A l’heure où les bureaux partagés se multiplient et séduisent de plus en plus de monde, il peut être intéressant de jeter un regard sur le passé d’un mode de travail qui représente l’avenir de l’immobilier d’entreprise. Il arrive souvent que les faits novateurs de l’époque contemporaine se retrouvent dans l’histoire sous une forme primitive plus ou moins semblable. C’est le cas des espaces de coworking.

Les ateliers d’artistes du XVème siècle

Bien que le coworking soit une invention vieille de 30 ans tout au plus, c’est durant la Renaissance, en Italie et aux Pays-Bas, que l’on trouve l’ancêtre du coworking, préfiguré par les ateliers de création artistique. Les peintres, les sculpteurs, les orfèvres et d’autres artistes se réunissaient dans des espaces communs. De nombreuses recherches au sujet des ateliers artistiques de la fin du Moyen Age justifient cette analogie.

Dans ces lieux de productions diverses, les inspirations individuelles s’exaltaient les unes par les autres. Des projets combinant plusieurs disciplines d’art se formaient. Les intelligences et les techniques singulières se complétaient, et se rehaussaient les unes grâce aux autres.

Il y a là quelques traits communs avec le mode de travail collectif proposé par le coworking.

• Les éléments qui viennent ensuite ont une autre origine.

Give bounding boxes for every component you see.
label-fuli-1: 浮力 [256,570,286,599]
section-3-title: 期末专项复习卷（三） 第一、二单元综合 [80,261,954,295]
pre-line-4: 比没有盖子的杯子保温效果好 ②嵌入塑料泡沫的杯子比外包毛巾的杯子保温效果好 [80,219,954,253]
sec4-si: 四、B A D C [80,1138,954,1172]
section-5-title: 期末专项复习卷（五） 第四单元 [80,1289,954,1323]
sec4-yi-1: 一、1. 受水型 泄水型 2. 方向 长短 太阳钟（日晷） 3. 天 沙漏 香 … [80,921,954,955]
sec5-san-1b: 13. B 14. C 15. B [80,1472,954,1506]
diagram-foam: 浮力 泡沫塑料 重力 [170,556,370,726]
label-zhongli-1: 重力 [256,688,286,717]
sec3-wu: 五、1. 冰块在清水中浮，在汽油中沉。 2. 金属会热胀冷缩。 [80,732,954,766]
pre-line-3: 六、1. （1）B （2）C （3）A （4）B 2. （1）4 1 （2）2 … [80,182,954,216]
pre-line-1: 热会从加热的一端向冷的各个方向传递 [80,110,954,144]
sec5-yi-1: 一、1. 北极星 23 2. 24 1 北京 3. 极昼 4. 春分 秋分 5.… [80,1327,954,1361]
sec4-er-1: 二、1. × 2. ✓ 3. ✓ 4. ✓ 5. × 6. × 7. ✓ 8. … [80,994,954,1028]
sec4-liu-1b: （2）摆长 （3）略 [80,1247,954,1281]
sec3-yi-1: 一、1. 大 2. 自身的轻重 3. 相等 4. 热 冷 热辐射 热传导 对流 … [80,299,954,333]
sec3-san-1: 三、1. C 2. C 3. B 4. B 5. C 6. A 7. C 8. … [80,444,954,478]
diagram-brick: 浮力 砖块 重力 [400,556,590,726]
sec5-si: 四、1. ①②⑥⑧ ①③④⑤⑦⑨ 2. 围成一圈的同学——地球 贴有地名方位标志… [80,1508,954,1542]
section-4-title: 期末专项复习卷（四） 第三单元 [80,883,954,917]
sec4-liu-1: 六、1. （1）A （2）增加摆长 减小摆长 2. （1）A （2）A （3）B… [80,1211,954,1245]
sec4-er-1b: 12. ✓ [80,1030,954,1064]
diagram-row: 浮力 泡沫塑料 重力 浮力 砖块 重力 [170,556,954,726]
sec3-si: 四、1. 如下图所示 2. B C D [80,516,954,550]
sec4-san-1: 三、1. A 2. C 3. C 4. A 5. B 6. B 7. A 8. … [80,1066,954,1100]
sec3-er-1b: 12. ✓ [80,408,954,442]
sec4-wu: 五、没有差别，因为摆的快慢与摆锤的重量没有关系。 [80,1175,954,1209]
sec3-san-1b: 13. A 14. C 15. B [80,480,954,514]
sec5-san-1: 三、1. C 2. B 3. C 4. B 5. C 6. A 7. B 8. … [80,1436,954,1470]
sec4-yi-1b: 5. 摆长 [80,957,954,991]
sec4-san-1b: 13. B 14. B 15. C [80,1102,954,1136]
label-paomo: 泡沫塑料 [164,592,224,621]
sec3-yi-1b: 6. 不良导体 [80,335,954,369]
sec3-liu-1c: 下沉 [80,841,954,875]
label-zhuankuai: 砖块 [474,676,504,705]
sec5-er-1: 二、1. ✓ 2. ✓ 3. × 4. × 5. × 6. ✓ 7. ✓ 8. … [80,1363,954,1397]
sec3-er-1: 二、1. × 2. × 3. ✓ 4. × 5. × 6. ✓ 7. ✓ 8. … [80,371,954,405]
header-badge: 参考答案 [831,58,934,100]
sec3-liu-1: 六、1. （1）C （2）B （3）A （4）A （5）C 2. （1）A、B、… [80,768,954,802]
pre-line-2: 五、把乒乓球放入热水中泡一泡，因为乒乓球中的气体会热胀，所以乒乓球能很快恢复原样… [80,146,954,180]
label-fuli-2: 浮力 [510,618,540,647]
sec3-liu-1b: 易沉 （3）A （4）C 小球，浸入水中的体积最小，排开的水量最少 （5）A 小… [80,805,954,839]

Et de même que ces ateliers s’opposent au préjugé de l’artiste isolé dont la veine créatrice ne s’épanouit en l’absence des autres, de même l’idée principale du coworking est que l’échange des
connaissances et la coopération sont les alliés sûrs de l’efficacité.

La naissance et l’évolution du coworking proprement dit

Le mot « coworking » naît sous la plume d’un concepteur de jeu vidéo américain, Bernie de Koven, en 1999, tandis qu’il tâchait d’expliquer le progrès du travail collaboratif. Il désignait par ce mot le travail en commun qui favorise le rendement. Le sens du mot coworking s’est étendu par la suite. Mais avant son apparition, il existait déjà un lieu de rassemblement de co-travailleurs, à Berlin. En effet, on admet communément que l’association allemande C-Base, créée en 1995, est le premier espace de coworking. Cette organisation a pour but de développer des sciences informatiques et les techniques d’utilisation de logiciels et de matériels. C-Base est un hackerspace, c’est-à-dire un lieu où des travailleurs unis par l’intérêt et les valeurs peuvent se réunir et coopérer. L’Allemagne restera longtemps le pays qui compte le plus d’espaces de coworking eu Europe.
Plus tard, en 2002, un centre communautaire pour les entreprises voit le jour en Autriche.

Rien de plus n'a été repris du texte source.